Calponin 3 (CNN3) is an actin-binding protein expressed in smooth muscle and non-smooth muscle cells. It is required for cytoskeletal rearrangement and wound healing. The cancer cells, which undergo the complex process of metastasis, simply trick the body into activating the biological wound healing program to support their invasion. Thus, CNN3 could play a role in cancer cell invasion and metastasis.

Research objectives

The objectives of this study were to find out the expression status of CNN3 in carcinomas and dissect the potential role of CNN3 in carcinogenesis with a focus on its role in colorectal cancer invasion and response to therapy.

Research methods

We initially examined CNN3 expression in colon and breast cancer cell lines as well as formalin-fixed, paraffin-embedded sections from archived sporadic colorectal carcinomas, by western blot and immunohistochemistry, respectively.

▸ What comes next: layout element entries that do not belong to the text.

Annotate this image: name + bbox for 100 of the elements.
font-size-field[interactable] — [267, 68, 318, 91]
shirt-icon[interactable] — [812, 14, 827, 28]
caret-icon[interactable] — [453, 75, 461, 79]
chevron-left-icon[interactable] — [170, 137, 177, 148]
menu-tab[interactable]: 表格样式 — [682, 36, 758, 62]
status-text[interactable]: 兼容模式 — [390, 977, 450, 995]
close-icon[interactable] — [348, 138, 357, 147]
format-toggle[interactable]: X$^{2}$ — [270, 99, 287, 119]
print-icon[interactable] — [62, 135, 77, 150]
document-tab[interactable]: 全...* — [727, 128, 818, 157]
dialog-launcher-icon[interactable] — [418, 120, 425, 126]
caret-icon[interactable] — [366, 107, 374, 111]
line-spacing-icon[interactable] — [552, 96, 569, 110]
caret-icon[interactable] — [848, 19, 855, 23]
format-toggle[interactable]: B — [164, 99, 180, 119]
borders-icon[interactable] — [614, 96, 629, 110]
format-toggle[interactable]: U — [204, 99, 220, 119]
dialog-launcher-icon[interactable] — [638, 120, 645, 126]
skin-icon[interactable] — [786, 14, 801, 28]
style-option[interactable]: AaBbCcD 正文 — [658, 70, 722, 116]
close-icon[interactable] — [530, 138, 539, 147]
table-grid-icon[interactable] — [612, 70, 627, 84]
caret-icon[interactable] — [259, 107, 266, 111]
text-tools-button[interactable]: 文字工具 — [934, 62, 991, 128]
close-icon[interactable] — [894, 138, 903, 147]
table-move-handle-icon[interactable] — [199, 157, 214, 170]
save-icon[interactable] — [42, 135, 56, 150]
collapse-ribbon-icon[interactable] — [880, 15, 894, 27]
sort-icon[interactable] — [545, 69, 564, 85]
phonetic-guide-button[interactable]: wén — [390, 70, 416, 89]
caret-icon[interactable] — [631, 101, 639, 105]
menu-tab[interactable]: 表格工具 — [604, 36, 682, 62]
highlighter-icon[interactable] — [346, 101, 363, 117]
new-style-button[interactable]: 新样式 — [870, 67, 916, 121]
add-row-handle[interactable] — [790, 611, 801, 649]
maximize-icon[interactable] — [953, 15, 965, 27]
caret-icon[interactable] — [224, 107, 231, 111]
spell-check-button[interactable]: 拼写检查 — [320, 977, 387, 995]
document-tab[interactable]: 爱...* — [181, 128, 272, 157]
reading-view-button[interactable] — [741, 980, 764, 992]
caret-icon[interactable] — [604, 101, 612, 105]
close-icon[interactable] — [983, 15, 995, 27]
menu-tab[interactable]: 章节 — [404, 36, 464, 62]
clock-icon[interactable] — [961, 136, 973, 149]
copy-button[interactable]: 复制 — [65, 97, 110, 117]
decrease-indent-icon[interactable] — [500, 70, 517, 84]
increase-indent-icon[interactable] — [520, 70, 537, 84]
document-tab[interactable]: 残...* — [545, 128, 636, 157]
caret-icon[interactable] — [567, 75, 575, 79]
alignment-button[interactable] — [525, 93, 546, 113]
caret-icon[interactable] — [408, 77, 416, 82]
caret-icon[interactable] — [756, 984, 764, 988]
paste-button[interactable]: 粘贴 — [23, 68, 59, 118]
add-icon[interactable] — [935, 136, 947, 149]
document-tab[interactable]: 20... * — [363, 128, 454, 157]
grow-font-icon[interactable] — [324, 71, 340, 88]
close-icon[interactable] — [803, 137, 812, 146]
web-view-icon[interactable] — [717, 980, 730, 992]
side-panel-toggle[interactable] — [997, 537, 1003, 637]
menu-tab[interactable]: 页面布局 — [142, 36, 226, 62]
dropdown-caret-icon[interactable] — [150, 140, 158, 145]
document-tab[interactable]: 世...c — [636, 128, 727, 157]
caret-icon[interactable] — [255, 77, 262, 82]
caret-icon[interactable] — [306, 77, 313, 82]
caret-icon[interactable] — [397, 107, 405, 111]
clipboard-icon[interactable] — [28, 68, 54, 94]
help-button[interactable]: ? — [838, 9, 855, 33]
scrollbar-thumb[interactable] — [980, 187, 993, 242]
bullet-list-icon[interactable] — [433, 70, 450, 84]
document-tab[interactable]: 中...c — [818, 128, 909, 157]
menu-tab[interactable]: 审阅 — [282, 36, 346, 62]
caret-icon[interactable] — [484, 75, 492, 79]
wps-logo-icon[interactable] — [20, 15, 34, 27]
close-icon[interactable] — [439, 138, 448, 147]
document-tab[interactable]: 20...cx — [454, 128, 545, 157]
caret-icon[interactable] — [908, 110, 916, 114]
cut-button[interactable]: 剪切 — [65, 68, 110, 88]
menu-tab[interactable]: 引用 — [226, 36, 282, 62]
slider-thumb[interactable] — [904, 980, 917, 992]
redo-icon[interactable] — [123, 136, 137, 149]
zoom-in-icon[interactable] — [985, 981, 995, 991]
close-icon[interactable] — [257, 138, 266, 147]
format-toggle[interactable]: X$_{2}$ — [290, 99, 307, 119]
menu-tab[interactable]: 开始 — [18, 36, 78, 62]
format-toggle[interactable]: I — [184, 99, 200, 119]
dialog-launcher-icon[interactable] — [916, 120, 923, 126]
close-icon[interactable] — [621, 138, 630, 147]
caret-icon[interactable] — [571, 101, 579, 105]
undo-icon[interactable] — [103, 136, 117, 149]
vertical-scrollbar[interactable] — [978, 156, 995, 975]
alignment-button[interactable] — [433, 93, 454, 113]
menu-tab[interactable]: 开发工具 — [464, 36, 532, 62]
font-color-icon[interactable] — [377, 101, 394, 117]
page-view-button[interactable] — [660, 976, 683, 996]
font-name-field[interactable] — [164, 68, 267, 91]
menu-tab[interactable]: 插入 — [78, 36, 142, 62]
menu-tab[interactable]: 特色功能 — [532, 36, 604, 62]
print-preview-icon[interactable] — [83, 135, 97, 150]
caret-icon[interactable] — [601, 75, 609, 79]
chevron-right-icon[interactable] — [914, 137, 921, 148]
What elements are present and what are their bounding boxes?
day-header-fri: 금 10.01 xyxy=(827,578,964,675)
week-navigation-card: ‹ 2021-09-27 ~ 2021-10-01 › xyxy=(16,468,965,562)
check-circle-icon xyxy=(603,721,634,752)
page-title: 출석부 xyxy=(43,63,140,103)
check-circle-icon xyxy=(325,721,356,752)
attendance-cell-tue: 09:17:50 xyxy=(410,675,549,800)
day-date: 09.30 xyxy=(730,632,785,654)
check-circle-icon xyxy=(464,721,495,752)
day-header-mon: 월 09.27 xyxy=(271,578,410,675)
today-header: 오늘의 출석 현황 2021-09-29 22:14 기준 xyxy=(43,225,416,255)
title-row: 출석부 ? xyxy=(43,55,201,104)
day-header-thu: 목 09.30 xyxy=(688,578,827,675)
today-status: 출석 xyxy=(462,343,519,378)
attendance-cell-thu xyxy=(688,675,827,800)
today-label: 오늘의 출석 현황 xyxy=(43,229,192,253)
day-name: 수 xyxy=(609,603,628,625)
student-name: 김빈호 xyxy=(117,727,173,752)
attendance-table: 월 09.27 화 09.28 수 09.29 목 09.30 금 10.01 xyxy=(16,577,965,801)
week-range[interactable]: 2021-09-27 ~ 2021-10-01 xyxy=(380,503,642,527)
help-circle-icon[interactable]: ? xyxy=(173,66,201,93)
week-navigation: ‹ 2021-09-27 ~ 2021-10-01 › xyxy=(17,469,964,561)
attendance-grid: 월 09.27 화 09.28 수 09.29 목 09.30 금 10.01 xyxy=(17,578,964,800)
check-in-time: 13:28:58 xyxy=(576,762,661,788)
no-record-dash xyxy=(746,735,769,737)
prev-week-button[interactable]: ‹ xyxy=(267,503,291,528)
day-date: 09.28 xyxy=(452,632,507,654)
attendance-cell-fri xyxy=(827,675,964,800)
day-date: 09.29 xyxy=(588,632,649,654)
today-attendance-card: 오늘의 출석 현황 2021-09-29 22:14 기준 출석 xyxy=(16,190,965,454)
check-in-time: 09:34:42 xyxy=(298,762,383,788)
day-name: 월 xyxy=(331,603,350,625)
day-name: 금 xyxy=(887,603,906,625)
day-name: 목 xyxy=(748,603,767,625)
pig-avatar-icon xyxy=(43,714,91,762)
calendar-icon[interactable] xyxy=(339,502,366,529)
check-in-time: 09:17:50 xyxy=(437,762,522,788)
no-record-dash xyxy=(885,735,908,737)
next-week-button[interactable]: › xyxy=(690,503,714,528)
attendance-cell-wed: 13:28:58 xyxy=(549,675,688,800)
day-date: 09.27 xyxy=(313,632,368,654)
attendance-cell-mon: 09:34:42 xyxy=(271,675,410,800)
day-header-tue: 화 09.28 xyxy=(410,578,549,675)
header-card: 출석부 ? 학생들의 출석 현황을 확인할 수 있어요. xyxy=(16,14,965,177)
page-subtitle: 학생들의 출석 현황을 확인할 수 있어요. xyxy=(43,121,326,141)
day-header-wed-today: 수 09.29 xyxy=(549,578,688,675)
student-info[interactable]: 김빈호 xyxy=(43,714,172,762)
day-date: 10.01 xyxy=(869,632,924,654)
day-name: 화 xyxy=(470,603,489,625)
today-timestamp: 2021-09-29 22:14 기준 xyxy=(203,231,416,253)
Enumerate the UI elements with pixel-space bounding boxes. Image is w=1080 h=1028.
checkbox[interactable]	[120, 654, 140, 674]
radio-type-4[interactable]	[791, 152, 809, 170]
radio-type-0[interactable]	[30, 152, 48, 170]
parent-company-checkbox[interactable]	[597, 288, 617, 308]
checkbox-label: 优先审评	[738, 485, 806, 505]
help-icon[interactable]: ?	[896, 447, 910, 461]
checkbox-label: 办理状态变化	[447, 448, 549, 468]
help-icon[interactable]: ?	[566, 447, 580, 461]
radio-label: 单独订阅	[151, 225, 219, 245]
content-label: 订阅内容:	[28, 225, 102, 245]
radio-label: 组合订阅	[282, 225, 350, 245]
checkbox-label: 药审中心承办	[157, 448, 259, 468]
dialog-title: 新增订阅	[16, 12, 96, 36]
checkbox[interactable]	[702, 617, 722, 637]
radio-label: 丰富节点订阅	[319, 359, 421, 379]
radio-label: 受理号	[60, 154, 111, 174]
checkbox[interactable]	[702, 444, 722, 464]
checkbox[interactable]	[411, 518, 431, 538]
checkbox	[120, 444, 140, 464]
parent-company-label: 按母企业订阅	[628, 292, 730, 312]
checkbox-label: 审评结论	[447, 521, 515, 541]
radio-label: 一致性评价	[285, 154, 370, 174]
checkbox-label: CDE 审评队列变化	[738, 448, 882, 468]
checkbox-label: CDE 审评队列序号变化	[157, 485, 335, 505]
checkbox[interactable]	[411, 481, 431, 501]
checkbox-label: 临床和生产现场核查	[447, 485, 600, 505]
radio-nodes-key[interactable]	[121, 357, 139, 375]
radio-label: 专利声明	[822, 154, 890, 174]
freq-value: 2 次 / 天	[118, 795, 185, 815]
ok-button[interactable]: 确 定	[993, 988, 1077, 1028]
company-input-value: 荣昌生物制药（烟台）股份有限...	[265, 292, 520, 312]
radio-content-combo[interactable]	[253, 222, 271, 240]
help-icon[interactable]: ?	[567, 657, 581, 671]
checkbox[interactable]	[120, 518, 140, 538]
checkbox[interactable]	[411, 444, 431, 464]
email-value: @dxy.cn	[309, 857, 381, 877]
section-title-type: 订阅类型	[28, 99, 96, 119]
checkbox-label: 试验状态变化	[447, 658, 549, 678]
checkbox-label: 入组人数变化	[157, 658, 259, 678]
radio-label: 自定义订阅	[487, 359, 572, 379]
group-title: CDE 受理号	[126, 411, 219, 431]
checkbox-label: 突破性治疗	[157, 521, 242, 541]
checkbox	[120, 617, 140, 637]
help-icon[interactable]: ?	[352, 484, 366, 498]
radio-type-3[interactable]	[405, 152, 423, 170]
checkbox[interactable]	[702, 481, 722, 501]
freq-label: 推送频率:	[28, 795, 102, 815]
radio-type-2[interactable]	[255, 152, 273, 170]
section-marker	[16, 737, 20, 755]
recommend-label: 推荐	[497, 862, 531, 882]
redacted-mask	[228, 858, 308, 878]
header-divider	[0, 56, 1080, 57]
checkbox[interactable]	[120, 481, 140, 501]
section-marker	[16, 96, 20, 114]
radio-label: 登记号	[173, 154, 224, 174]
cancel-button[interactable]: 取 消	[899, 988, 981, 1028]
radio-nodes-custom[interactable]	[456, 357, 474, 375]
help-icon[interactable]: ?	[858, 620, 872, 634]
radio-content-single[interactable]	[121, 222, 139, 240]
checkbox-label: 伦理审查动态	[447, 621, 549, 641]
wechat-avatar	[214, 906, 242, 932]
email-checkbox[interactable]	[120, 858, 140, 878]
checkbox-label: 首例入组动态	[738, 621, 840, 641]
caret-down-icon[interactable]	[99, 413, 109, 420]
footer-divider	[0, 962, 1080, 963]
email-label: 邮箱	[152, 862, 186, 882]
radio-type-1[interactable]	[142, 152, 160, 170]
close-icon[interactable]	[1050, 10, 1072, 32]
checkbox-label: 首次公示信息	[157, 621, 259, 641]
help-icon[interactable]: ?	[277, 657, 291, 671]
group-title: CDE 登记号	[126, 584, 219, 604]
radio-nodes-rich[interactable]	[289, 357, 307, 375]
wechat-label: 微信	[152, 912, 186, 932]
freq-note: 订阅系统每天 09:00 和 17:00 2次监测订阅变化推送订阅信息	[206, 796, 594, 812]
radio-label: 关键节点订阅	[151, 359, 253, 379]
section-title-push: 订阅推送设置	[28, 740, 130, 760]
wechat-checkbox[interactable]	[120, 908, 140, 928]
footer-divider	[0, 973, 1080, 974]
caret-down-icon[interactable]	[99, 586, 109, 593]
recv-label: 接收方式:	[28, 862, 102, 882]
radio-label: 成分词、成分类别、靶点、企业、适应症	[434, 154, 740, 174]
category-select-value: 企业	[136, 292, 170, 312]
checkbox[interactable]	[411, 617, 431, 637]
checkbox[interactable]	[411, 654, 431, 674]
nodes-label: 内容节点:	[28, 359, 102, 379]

The CNN3 gene was silenced by specific siRNA, in metastatic colon cancer cell line and we confirmed the silencing efficiency by western blot. We then analyzed the silenced cells, along with control siRNA-transfected cells, for changes in epithelial and mesenchymal markers, invasion, and response to 5-fluoruracil treatment. We also performed a proteomic analysis using phospho-kinase array-based panel of 45 proteins.

Research results

CNN3 showed positive expression in 6/8 breast and 9/11 colon cancer lines and in HeLa. Interestingly, the colorectal adenocarcinoma line SW480 was negative, while the cell line developed from its matching lymph node metastasis (SW620) was positive for CNN3. The CNN3 expression was fairly consistent with the metastatic phenotype in colon cancer cells. We selected SW620 for further functional analyses. The CNN3-silenced SW620 showed a reduction in collagen invasion and loss of mesenchymal markers. CNN3 silencing caused an increase in the SW620 colon cancer cell sensitivity to 5-fluorouracil. Phospho-kinase array-based proteomic analysis revealed some potential pathways of CNN3 action. CNN3 was expressed in 20/57 (35%) colon cancer cases as shown by immunohistochemistry. CNN3 was associated with a decrease in overall survival in colon cancer in silico.

Research conclusions

These results show the involvement of CNN3 in metastasis and resistance to chemotherapy in colon cancer and suggest that significant oncogenic pathways are involved in these CNN3 actions.

Research perspectives

These data warrant further research into the role of CNN3 in colorectal carcinogenesis. The CNN3 protein interaction can be explored by various biochemical and proteomic methods to identify the mechanism of CNN3 action. The expression of CNN3 in larger series of various carcinomas and the association with response to various therapies can be investigated with the purpose to explore the potential application of CNN3 as a biomarker to predict metastasis and response to therapy.